Mourik and other residents are concerned about the new residential development having a higher density than what is typically found in the area, especially since the development is proposed for such sensitive land. Mourik explained that there are fire, run-off and seismic issues, and the contour of the mountain causes concern because land in the foothills area is considered sensitive.

Edgemont resident Kaye Nelson also has hesitations about the development.

“There’s no infrastructure, no sewage and no utilities. This development would totally ruin the urban and rural feel of the area,” Nelson said.

Since the plan has been proposed, adjustments to make the development conducive to its surroundings have been made.

Rondo Fehlberg, who is helping oversee the development, said the development is perfectly consistent with Provo’s long-range plans and that the densities are lower than Provo’s long-range density plan for this area.

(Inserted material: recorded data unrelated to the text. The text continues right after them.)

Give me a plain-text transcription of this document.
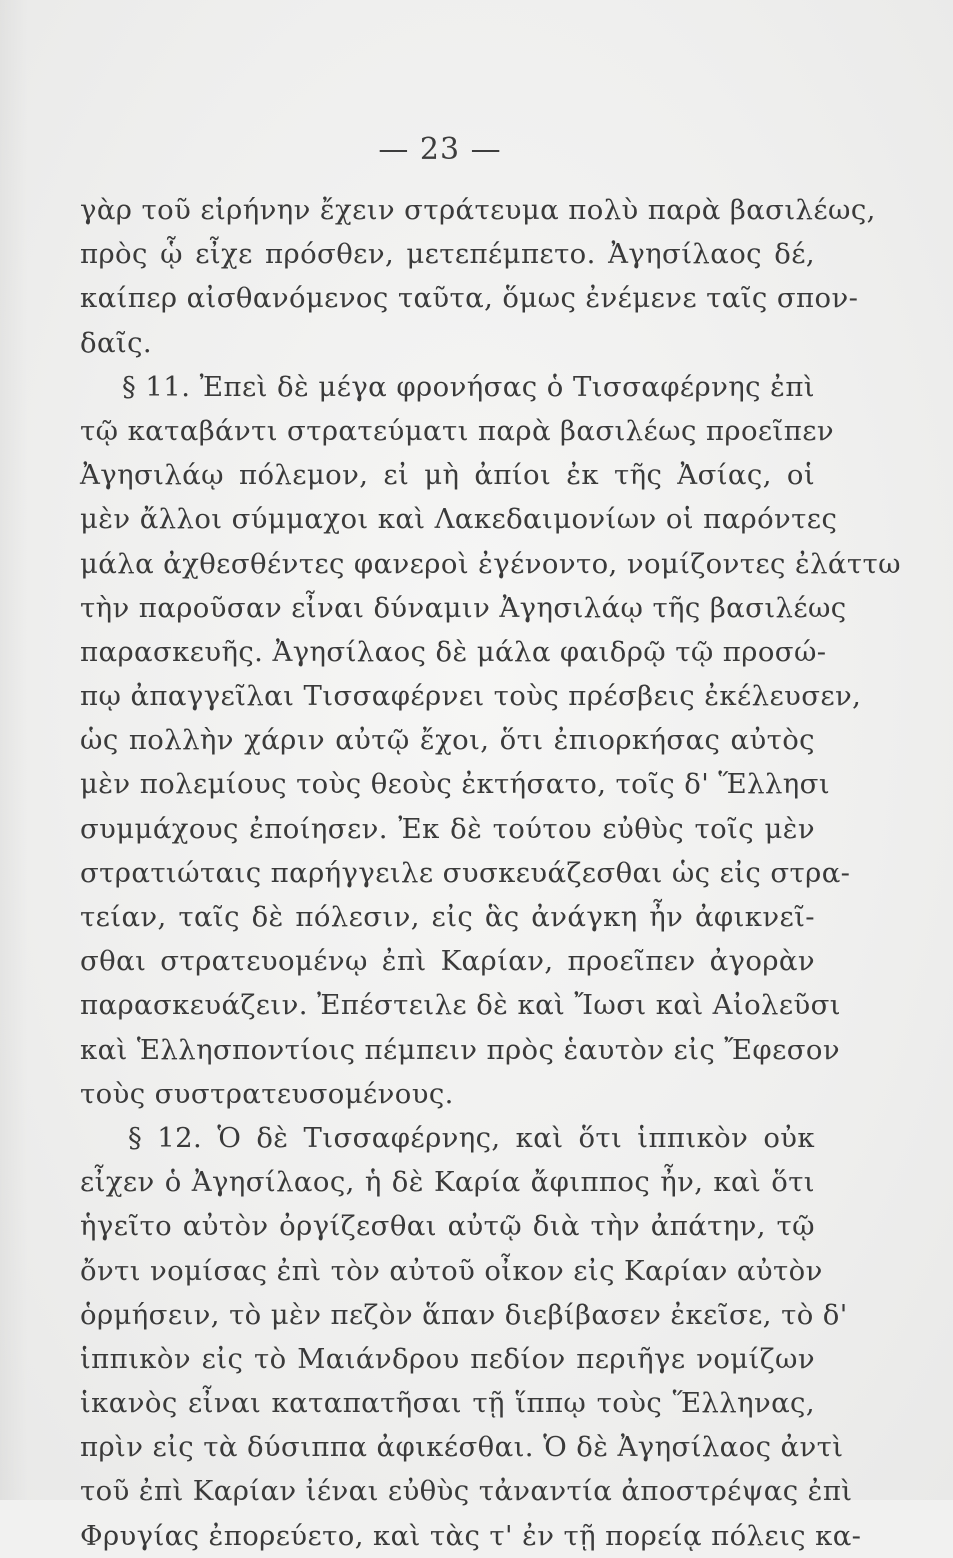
— 23 —
γὰρ τοῦ εἰρήνην ἔχειν στράτευμα πολὺ παρὰ βασιλέως,
πρὸς ᾧ εἶχε πρόσθεν, μετεπέμπετο. Ἀγησίλαος δέ,
καίπερ αἰσθανόμενος ταῦτα, ὅμως ἐνέμενε ταῖς σπον-
δαῖς.
§ 11. Ἐπεὶ δὲ μέγα φρονήσας ὁ Τισσαφέρνης ἐπὶ
τῷ καταβάντι στρατεύματι παρὰ βασιλέως προεῖπεν
Ἀγησιλάῳ πόλεμον, εἰ μὴ ἀπίοι ἐκ τῆς Ἀσίας, οἱ
μὲν ἄλλοι σύμμαχοι καὶ Λακεδαιμονίων οἱ παρόντες
μάλα ἀχθεσθέντες φανεροὶ ἐγένοντο, νομίζοντες ἐλάττω
τὴν παροῦσαν εἶναι δύναμιν Ἀγησιλάῳ τῆς βασιλέως
παρασκευῆς. Ἀγησίλαος δὲ μάλα φαιδρῷ τῷ προσώ-
πῳ ἀπαγγεῖλαι Τισσαφέρνει τοὺς πρέσβεις ἐκέλευσεν,
ὡς πολλὴν χάριν αὐτῷ ἔχοι, ὅτι ἐπιορκήσας αὐτὸς
μὲν πολεμίους τοὺς θεοὺς ἐκτήσατο, τοῖς δ' Ἕλλησι
συμμάχους ἐποίησεν. Ἐκ δὲ τούτου εὐθὺς τοῖς μὲν
στρατιώταις παρήγγειλε συσκευάζεσθαι ὡς εἰς στρα-
τείαν, ταῖς δὲ πόλεσιν, εἰς ἃς ἀνάγκη ἦν ἀφικνεῖ-
σθαι στρατευομένῳ ἐπὶ Καρίαν, προεῖπεν ἀγορὰν
παρασκευάζειν. Ἐπέστειλε δὲ καὶ Ἴωσι καὶ Αἰολεῦσι
καὶ Ἑλλησποντίοις πέμπειν πρὸς ἑαυτὸν εἰς Ἔφεσον
τοὺς συστρατευσομένους.
§ 12. Ὁ δὲ Τισσαφέρνης, καὶ ὅτι ἱππικὸν οὐκ
εἶχεν ὁ Ἀγησίλαος, ἡ δὲ Καρία ἄφιππος ἦν, καὶ ὅτι
ἡγεῖτο αὐτὸν ὀργίζεσθαι αὐτῷ διὰ τὴν ἀπάτην, τῷ
ὄντι νομίσας ἐπὶ τὸν αὐτοῦ οἶκον εἰς Καρίαν αὐτὸν
ὁρμήσειν, τὸ μὲν πεζὸν ἅπαν διεβίβασεν ἐκεῖσε, τὸ δ'
ἱππικὸν εἰς τὸ Μαιάνδρου πεδίον περιῆγε νομίζων
ἱκανὸς εἶναι καταπατῆσαι τῇ ἵππῳ τοὺς Ἕλληνας,
πρὶν εἰς τὰ δύσιππα ἀφικέσθαι. Ὁ δὲ Ἀγησίλαος ἀντὶ
τοῦ ἐπὶ Καρίαν ἰέναι εὐθὺς τἀναντία ἀποστρέψας ἐπὶ
Φρυγίας ἐπορεύετο, καὶ τὰς τ' ἐν τῇ πορείᾳ πόλεις κα-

Although the project has been scaled down in size, residents still worry about the impact it would have on the environment, traffic, taxes, roads and property values.

“We are not anti-development; we are pro-development in the right places for a sustainable environment looking forward,” Mourik said. 

A group of Edgemont residents put together a petition to document those in opposition to the development. The petition has around 1,500 signatures.

The development director believes there have been misunderstandings between the actual development and what Edgemont residents believe is happening.

“Residents are concerned about the development because of the shock of it,” Jones said. “We are building a low-density, nature-sensitive project, with the infrastructure paid for by me, where Provo City hasn’t had the money to do something like this before.”

Jones said he believes this planned development will be a jewel in the city of Provo, providing an upscale area full of natural habitats and water features, which is not something that the city currently has. Jones said this development would bring much-needed infrastructure at no cost to Provo residents and will play a key role in incentivizing people to live in Provo long term. 

“There’s a large amount of young entrepreneurs and business graduates leaving Provo to find the kinds of living circumstances they like,” Jones said. “Providing a much-needed area in Provo will help keep those promising young business professionals in the city.”

The proposed development would cover 168.5 acres, with 58.7 acres of conservation acreage and 190 residential lots. The development would also include homeowners association centers, pickleball courts, orchards and pavilions.

Jones himself is planning to live in the development and become a permanent Provo resident.

“The city has been tough on us,” he said. “We’ve really adjusted the plan from what we originally wanted to do to meet the needs of the community, and we look forward to being good neighbors in Provo City.”